A caderneta de vacinação poderá ser um item obrigatório para matrícula de estudantes nas escolas em todo Brasil. A medida, anunciada nesta quarta-feira (15), foi pauta na reunião entre os ministérios da Saúde e da Educação.

"Queremos transformar esse 'poderá' em algo concreto", disse o secretário de Educação Básica do Ministério da Educação (MEC), Rossieli Silva, sobre a legislação, onde consta que poderá ser exigida a carteira de vacinação pelas instituições de ensino. 

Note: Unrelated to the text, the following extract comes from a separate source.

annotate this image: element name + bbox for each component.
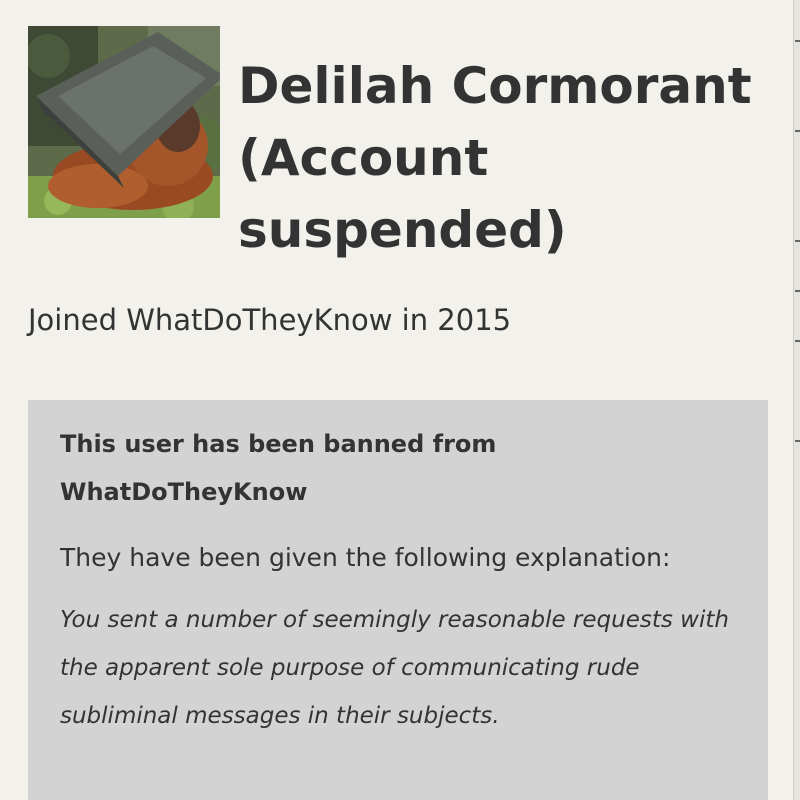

A parceria entre as pastas se refere ao  Programa Saúde na Escola e é permanente. Para abril, o governo quer atualizar essa parceria para dar mais ênfase a medidas como a que exigirá o documento de controle de vacinas de cada aluno. Esse documento poderá ser solicitado ainda este ano e nas matrículas a partir do ano que vem.

O objetivo é uma maior colaboração entre os setores da saúde e da educação. "[As escolas] poderão explicar a importância disso para as famílias, explicar o calendário de vacinação. Às vezes, a família pode não entender em que momento se deve dar essa vacina. É o papel proativo da educação", afirmou o secretário.

Além disso, com as informações em mãos, as escolas e as secretarias municipais e estaduais passarão a orientar as famílias a buscar os postos de vacinação ou mesmo articular ações para vacinar um maior número de estudantes, colaborando com o controle de imunidade da população.

O secretário ressaltou que a ideia é orientar não só os estudantes, mas as famílias também. Para o aluno que não tiver a caderneta ou se o documento estiver desatualizado, não haverá nenhum tipo de punição. "Não é uma exigência que impede a criança de participar, é um mecanismo de participação das escolas e dos sistemas no aumento da eficácia da imunização do Brasil."

Escolas receberão mutirão de vacinação

No mesmo encontro, foi anunciado também, a vacinação contra o HPV e a meningite C nas escolas. Serão distribuídas 10,5 milhões de doses contra o HPV para vacinar 8,3 milhões de meninas e meninos.  Atualmente, o Brasil só tem 4% das cidades com cobertura adequada, ou seja, com as duas doses da vacina, contra o vírus do HPV. 

Já o público-alvo para a vacinação contra meningite C é formado por 7,2 milhões de adolescentes de 12 e 13 anos.